I would like to clean up each header (line starting with ">") to retain only the informative part, which is the second "_Locus*" with or without the allele part.

I thought awk would be the easy way to do this, but I cant quite get it to work.

If I wanted to retain just the first column of text up to the "_" delimiter for the header, and the sequences below, I run this (assuming this toy example is in the file test.fasta):

 cat test.fasta | awk -F '_' '{print $1}'

>HWGG454
ATTCTACTACTACTCT
>GHW757
CTTCCCTACGATG
>TY45
TTCTACTTCATCT

But, what I want is to retain just the "Locus*" text, which is after the 3rd delimiter, but, using this code I get this:

cat test.fasta | awk -F '_' '{print $3}'
Locus3443

Locus555662

Locus800

What am I doing wrong here?

thanks.


Solution

  • I understand this to mean that you want to pick the Locus field from the header lines and leave the others unchanged.
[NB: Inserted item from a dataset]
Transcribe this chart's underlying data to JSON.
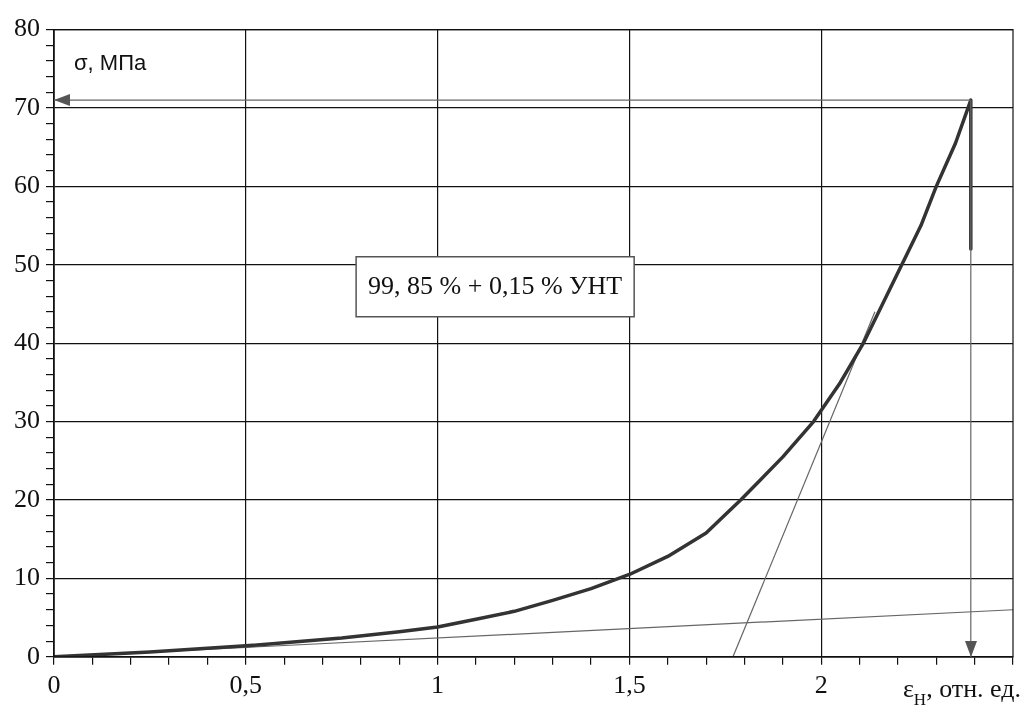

Then:

    awk -F _ '/^>/ { print $3; next } 1' filename
    

    is perhaps the easiest way. This works as follows:

    /^>/ {      # in lines that begin with >
      print $3  # print the third field
      next      # and go to the next line.
    }
    1           # print other lines unchanged. Here 1 means true, and the
                # default action (unchanged printing) is performed.
    

    The thing to understand here is awk's control flow: awk code consists of conditions with associated actions, and the actions are performed if the condition evaluates to true.
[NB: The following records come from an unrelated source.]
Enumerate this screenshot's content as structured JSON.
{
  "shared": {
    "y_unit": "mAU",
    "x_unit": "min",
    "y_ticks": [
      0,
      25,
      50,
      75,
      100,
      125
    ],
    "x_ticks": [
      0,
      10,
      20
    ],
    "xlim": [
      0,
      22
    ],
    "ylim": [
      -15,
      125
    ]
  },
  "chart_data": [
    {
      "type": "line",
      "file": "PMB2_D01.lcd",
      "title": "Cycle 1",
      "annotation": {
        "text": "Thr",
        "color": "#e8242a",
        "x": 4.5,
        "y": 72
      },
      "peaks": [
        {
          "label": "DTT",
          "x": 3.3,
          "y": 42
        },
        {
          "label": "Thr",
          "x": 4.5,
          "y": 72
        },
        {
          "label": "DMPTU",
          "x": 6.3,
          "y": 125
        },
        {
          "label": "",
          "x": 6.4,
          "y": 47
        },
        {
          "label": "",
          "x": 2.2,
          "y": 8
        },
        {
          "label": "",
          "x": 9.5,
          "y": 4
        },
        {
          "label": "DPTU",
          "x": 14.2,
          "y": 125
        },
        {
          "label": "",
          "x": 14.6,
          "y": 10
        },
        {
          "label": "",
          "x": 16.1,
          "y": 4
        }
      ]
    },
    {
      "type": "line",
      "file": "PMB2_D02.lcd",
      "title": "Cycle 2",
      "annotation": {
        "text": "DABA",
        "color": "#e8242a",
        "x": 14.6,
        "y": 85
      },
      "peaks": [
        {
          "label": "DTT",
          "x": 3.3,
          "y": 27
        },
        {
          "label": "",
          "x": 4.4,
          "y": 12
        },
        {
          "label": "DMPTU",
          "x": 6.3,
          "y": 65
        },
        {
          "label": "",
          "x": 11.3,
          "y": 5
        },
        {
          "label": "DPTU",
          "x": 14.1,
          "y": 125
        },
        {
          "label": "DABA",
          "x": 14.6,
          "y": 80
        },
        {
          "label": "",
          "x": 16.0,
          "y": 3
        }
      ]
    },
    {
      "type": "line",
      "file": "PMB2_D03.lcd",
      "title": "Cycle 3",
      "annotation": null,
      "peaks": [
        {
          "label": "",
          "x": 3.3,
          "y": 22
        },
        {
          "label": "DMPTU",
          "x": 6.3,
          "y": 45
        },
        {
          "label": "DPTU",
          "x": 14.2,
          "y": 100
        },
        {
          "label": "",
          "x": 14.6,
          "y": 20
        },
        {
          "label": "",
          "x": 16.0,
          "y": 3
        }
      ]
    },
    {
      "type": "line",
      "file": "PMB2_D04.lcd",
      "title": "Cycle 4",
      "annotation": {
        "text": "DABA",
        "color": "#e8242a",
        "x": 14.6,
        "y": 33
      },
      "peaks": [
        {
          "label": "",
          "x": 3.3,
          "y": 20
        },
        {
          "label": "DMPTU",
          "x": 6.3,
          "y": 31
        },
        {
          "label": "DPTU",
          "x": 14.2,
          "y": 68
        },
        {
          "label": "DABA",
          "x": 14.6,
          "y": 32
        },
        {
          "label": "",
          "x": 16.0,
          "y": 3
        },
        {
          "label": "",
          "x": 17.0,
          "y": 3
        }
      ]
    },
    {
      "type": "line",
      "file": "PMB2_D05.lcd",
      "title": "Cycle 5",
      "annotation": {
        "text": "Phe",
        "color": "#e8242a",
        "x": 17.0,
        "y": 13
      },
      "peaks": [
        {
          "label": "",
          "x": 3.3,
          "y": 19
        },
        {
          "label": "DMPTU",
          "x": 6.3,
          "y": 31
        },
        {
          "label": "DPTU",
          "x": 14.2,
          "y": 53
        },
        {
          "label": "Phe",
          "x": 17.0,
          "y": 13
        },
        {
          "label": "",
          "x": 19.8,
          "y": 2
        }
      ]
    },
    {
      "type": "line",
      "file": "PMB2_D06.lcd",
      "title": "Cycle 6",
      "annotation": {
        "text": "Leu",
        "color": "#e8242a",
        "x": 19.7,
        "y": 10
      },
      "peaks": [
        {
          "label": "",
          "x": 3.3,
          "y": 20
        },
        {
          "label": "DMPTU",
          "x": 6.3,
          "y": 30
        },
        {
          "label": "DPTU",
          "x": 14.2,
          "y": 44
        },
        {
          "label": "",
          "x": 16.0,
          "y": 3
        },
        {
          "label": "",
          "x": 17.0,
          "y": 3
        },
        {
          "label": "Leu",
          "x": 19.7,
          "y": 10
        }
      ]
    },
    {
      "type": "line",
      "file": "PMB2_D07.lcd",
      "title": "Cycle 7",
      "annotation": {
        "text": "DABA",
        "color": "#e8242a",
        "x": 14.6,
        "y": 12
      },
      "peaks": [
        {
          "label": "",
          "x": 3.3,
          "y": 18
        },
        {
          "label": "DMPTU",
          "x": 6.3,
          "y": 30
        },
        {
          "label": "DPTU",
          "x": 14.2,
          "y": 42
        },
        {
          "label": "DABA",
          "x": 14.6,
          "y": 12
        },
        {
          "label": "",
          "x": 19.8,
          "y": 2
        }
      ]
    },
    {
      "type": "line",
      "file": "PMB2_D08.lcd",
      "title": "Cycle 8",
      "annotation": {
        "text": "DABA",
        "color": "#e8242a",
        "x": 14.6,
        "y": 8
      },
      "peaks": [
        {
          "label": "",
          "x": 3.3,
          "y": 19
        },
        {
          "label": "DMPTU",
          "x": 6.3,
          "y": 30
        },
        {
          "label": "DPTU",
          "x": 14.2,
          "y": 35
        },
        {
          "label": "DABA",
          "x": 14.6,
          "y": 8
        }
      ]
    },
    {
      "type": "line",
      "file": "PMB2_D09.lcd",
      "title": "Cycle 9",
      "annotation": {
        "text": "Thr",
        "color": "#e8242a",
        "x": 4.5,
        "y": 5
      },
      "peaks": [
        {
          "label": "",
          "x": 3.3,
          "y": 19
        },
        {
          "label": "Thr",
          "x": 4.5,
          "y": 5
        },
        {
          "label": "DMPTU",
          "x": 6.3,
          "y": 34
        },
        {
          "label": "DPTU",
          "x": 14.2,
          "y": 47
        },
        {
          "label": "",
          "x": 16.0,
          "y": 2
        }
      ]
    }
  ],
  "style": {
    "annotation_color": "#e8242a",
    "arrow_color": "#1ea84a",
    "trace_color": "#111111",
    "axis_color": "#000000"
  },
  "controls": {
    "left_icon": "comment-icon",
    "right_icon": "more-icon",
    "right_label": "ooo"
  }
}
    /^>/ is a regex match over the whole record (line by default); it is true if the line begins with > (because ^ matches the beginning), so

    /^>/ { print $3; next }
    

    will make awk execute print $3; next in lines that begin with >. The less straightforward part is

    1
    

    which prints lines unchanged. We only get here if the first action was not executed (because of the next in it), and this 1 is to be read as a condition that is always true -- nonzero values being true in awk.

    Now, if either the condition or the action in an awk statement are omitted, a default is used. The default action is printing the line unchanged, and this takes advantage of it. It would be equally possible to write

    1 { print }
    

    or

    { print }
    

    In the latter case, the condition is omitted and the default condition "true" is used. 1 is the shortest variant of this and idiomatic because of it.